2020 song by Destiny Chukunyere

"All of My Love" is a song recorded by Maltese singer Destiny Chukunyere. The song was planned to represent Malta in the Eurovision Song Contest 2020 in Rotterdam. However, the contest was cancelled because of the COVID-19 pandemic. The song was written by Bernarda Brunović, Borislav Milanov, Sebastian Arman, Dag Lundberg and Joacim Persson.

The song was originally aimed for Bulgarian singer Poli Genova, who instead chose to release "If Love Was a Crime" as Bulgaria's 2016 Eurovision entry, as revealed in an Instagram conversation with 2013 Finland entry Krista Siegfrids, who she was alongside in the Finnish selection process in March 2020. Another of the song's writers, Bernarda Brunovic, admitted that she submitted the song to the Croatian selection process but, after it was rejected, was given to Destiny. 2018 Austrian Eurovision entrant Cesar Sampson, a close friend of Milanov, was also a composer of the song.

==Critical reception==
The song earned acclaim from fansites. On the website Wiwibloggs, the song got an average of 8.1/10 (a minimum of 6.5 and a maximum of 9.5), the second highest behind the German entry, also written by Milanov. One member of the panel stated "'All of My Love' is a very strong effort from Malta. Channeling from gospel R&B, Destiny takes you on a journey that is both interesting and ticks all the boxes for a standout Eurovision act. A powerful vocal with enough personality to make the track unique paired with one of the best productions of the year. Also, it had room to grow live.
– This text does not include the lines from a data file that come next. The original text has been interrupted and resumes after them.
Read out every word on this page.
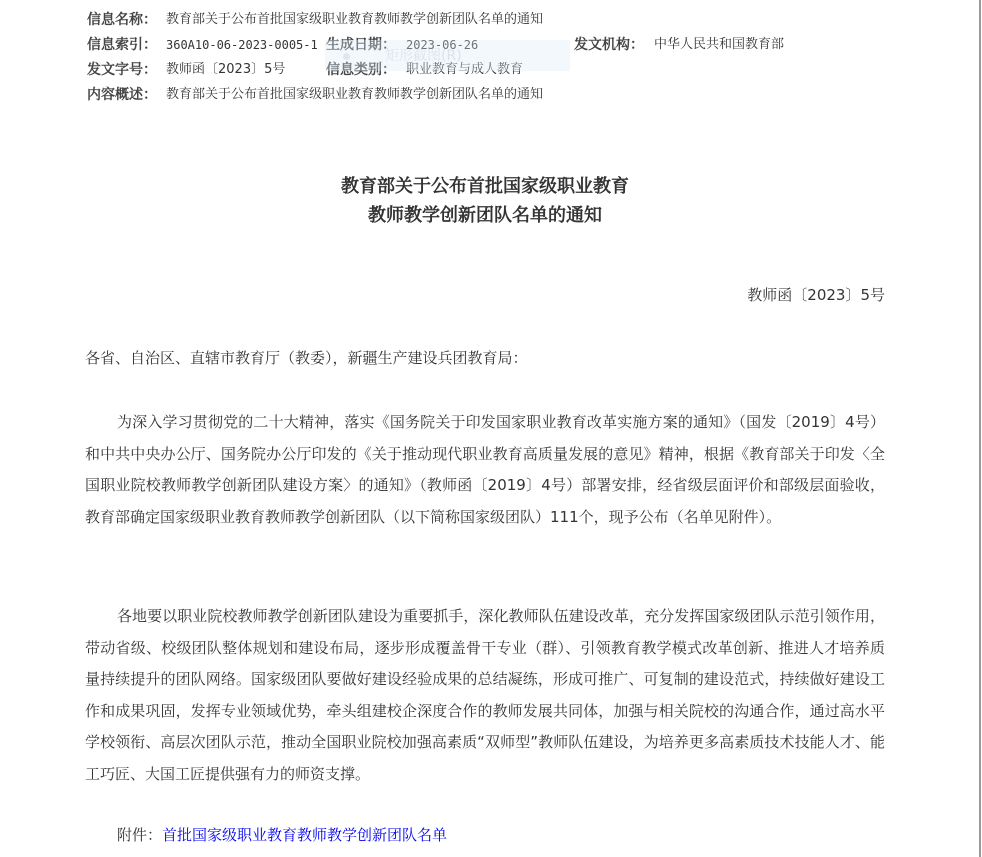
信息名称： 教育部关于公布首批国家级职业教育教师教学创新团队名单的通知
信息索引： 360A10-06-2023-0005-1 生成日期： 2023-06-26	发文机构： 中华人民共和国教育部
发文字号： 教师函〔2023〕5号	信息类别： 职业教育与成人教育
内容概述： 教育部关于公布首批国家级职业教育教师教学创新团队名单的通知
矩形截图(R)
教育部关于公布首批国家级职业教育
教师教学创新团队名单的通知
教师函〔2023〕5号
各省、自治区、直辖市教育厅（教委），新疆生产建设兵团教育局：
为深入学习贯彻党的二十大精神，落实《国务院关于印发国家职业教育改革实施方案的通知》（国发〔2019〕4号）和中共中央办公厅、国务院办公厅印发的《关于推动现代职业教育高质量发展的意见》精神，根据《教育部关于印发〈全国职业院校教师教学创新团队建设方案〉的通知》（教师函〔2019〕4号）部署安排，经省级层面评价和部级层面验收，教育部确定国家级职业教育教师教学创新团队（以下简称国家级团队）111个，现予公布（名单见附件）。
各地要以职业院校教师教学创新团队建设为重要抓手，深化教师队伍建设改革，充分发挥国家级团队示范引领作用，带动省级、校级团队整体规划和建设布局，逐步形成覆盖骨干专业（群）、引领教育教学模式改革创新、推进人才培养质量持续提升的团队网络。国家级团队要做好建设经验成果的总结凝练，形成可推广、可复制的建设范式，持续做好建设工作和成果巩固，发挥专业领域优势，牵头组建校企深度合作的教师发展共同体，加强与相关院校的沟通合作，通过高水平学校领衔、高层次团队示范，推动全国职业院校加强高素质“双师型”教师队伍建设，为培养更多高素质技术技能人才、能工巧匠、大国工匠提供强有力的师资支撑。
附件：首批国家级职业教育教师教学创新团队名单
A strong contender for the victory.", whilst other members of the 22 member panel compared it to songs by Lizzo and Sigala.

On another fansite, ESCXtra, it was ranked 6th out of the 41 songs with 156 points (2 gave it the maximum 12, but one gave it a low of 2) from the 19 reviewers. Reviewer praises included that "All the big touchpoints are here: vocals, song quality, authenticity, and a strong reason to vote.", and "We know that Destiny has the pipes to sing any you song you giver to her. ‘All of My Love’ did not disappoint and was the appropriate choice for the contest. The song suits her voice and I cannot wait to hear Destiny sing this song live, whenever that may be.", though some critics felt that the song was dated.

Metro online columnist Emma Kelly described the song as "All of My Love by Destiny is Emeli Sande does Eurovision. [...] Destiny’s diva attitude and strong vocals make this track a bit more special sum of its parts, and as we all know, Eurovision voters love a diva. Plus, the video is very prescient with all of those face masks.", giving it 7.4 out of 10.

The song also fared well in alternative programming to replace Eurovision in various countries. Austria's ORF aired Der kleine Song Contest in April 2020, which saw every entry being assigned to one of three semi-finals. A jury consisting of ten singers that had represented Austria at Eurovision before, including Sampson, was hired to rank each song; the best-placed in each semi-final advanced to the final round. In the second semi-final on 14 April, "All of My Love" won in a field of 14 participants, achieving 97 points, with every juror giving it at least 8. In the final show involving the 3 heat winners, the song placed 3rd with 19% of the votes.

The song also fared well in Norddeutscher Rundfunk's Eurovision 2020 – das deutsche Finale, where it placed 4th, and Sveriges Television's Sveriges 12:a on 14 May, placing second to Iceland in both lists.

==Music video==
The music video was released with the song on 9 March, running at 3 minutes and 48 seconds, and with over 2.2 million views as of 7 June 2020. It begins with a narrated part, "Free spirit. Live like there’s no tomorrow. Run wild. Fulfil your destiny", a reference to her name. It features a varied range of surroundings, including dancers engaging in Parkour and Freediving. In a poll on the website Wiwibloggs, fans named it as their favourite music video.

==Eurovision Song contest==

In the Eurovision Song Celebration YouTube stream in place of Semi Final 1, it was revealed the song would have performed 10th, between Belgium's entry and Croatia's.